Either way, living in a modern, high-tech society has its difficulties.  From an evolutionary standpoint, Homo sapiens is still a wild animal, whose behavior is heavily influenced by instinct.  The essence of civilization is our ability to suppress those instincts, through conditioning and will power, in order to maintain social order.  This is the social contract Rousseau, Locke and others described.  

On the open range, primitive peoples greeted strangers with suspicion and occasional violence.  On main street, people pass by strangers, even unaccompanied women, with no more than a second look.  In a multitude of ways, people are forced by circumstances and social pressure to act out behaviors almost unknown to their Neolithic forbearers and sometimes contrary to our basic instincts.  Fortunately, our species is relatively generalized, resilient and able to subsist on many different kinds of foodstuffs, in many different environments.  Like the cockroach, crow, rat and dog, we are eminently adaptable - survivors. 
 
More disruptive cultural changes are yet to come, no doubt at an accelerated rate, but in the meantime it’s worthwhile to consider this rapid urbanization when examining causes and effects of everything from common neuroses and depression, to mass murderers, child molesters and hate mongers.  Among these aberrant behaviors are compulsive disorders, where sane people act in ways that damage their health or safety, usually, but not always, in exchange for a short term dose of pleasure.  Think of the seven deadly sins - smoking, drinking, gambling, shooting drugs, chasing women, etc.

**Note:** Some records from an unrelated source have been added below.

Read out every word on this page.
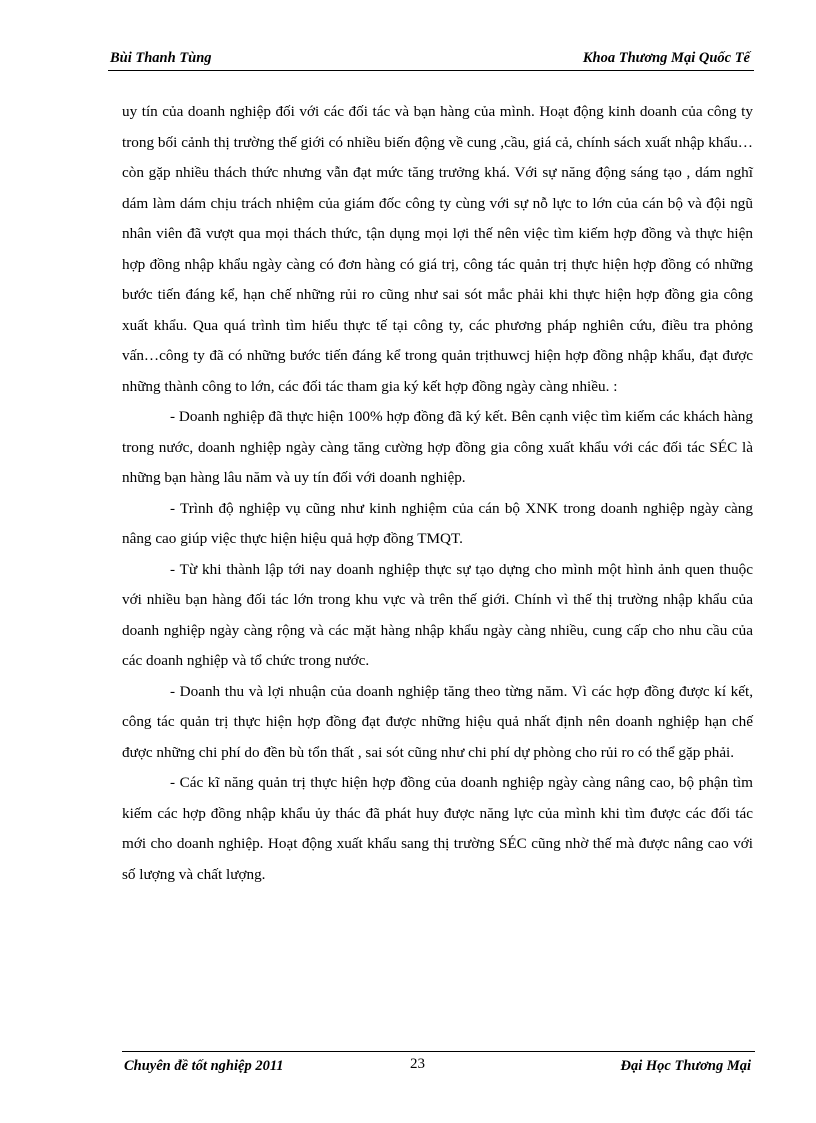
Bùi Thanh Tùng	Khoa Thương Mại Quốc Tế

uy tín của doanh nghiệp đối với các đối tác và bạn hàng của mình. Hoạt động kinh doanh của công ty trong bối cảnh thị trường thế giới có nhiều biến động về cung ,cầu, giá cả, chính sách xuất nhập khẩu…còn gặp nhiều thách thức nhưng vẫn đạt mức tăng trưởng khá. Với sự năng động sáng tạo , dám nghĩ dám làm dám chịu trách nhiệm của giám đốc công ty cùng với sự nỗ lực to lớn của cán bộ và đội ngũ nhân viên đã vượt qua mọi thách thức, tận dụng mọi lợi thế nên việc tìm kiếm hợp đồng và thực hiện hợp đồng nhập khẩu ngày càng có đơn hàng có giá trị, công tác quản trị thực hiện hợp đồng có những bước tiến đáng kể, hạn chế những rủi ro cũng như sai sót mắc phải khi thực hiện hợp đồng gia công xuất khẩu. Qua quá trình tìm hiểu thực tế tại công ty, các phương pháp nghiên cứu, điều tra phỏng vấn…công ty đã có những bước tiến đáng kể trong quản trịthuwcj hiện hợp đồng nhập khẩu, đạt được những thành công to lớn, các đối tác tham gia ký kết hợp đồng ngày càng nhiều. :

- Doanh nghiệp đã thực hiện 100% hợp đồng đã ký kết. Bên cạnh việc tìm kiếm các khách hàng trong nước, doanh nghiệp ngày càng tăng cường hợp đồng gia công xuất khẩu với các đối tác SÉC là những bạn hàng lâu năm và uy tín đối với doanh nghiệp.

- Trình độ nghiệp vụ cũng như kinh nghiệm của cán bộ XNK trong doanh nghiệp ngày càng nâng cao giúp việc thực hiện hiệu quả hợp đồng TMQT.

- Từ khi thành lập tới nay doanh nghiệp thực sự tạo dựng cho mình một hình ảnh quen thuộc với nhiều bạn hàng đối tác lớn trong khu vực và trên thế giới. Chính vì thế thị trường nhập khẩu của doanh nghiệp ngày càng rộng và các mặt hàng nhập khẩu ngày càng nhiều, cung cấp cho nhu cầu của các doanh nghiệp và tổ chức trong nước.

- Doanh thu và lợi nhuận của doanh nghiệp tăng theo từng năm. Vì các hợp đồng được kí kết, công tác quản trị thực hiện hợp đồng đạt được những hiệu quả nhất định nên doanh nghiệp hạn chế được những chi phí do đền bù tổn thất , sai sót cũng như chi phí dự phòng cho rủi ro có thể gặp phải.

- Các kĩ năng quản trị thực hiện hợp đồng của doanh nghiệp ngày càng nâng cao, bộ phận tìm kiếm các hợp đồng nhập khẩu ủy thác đã phát huy được năng lực của mình khi tìm được các đối tác mới cho doanh nghiệp. Hoạt động xuất khẩu sang thị trường SÉC cũng nhờ thế mà được nâng cao với số lượng và chất lượng.

Chuyên đề tốt nghiệp 2011	23	Đại Học Thương Mại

In future posts, I’ll examine the causes and mechanics of these compulsive behaviors, but in the meantime, suffice it to say Homo sapiens has arrived, ready or not.  More than half of today’s humans live in the relative ease of modern civilization, compared to our primitive forbearers.  For us collectively, the world is there for the taking, the future is ours for the making.  

Did we get here by a series of accidents?  Perhaps, however, I subscribe to philosopher GWF Hegel’s proposition - that the potential for today’s human existence was inherent in the very beginning of creation, and definitely inherent in the spark of life that began on Earth a billion years ago.  For Hegel, the Idea of a sentient life-form existed as potential in the beginning and has progressively been realized, until modern times, when through human minds, the Idea has become aware of itself.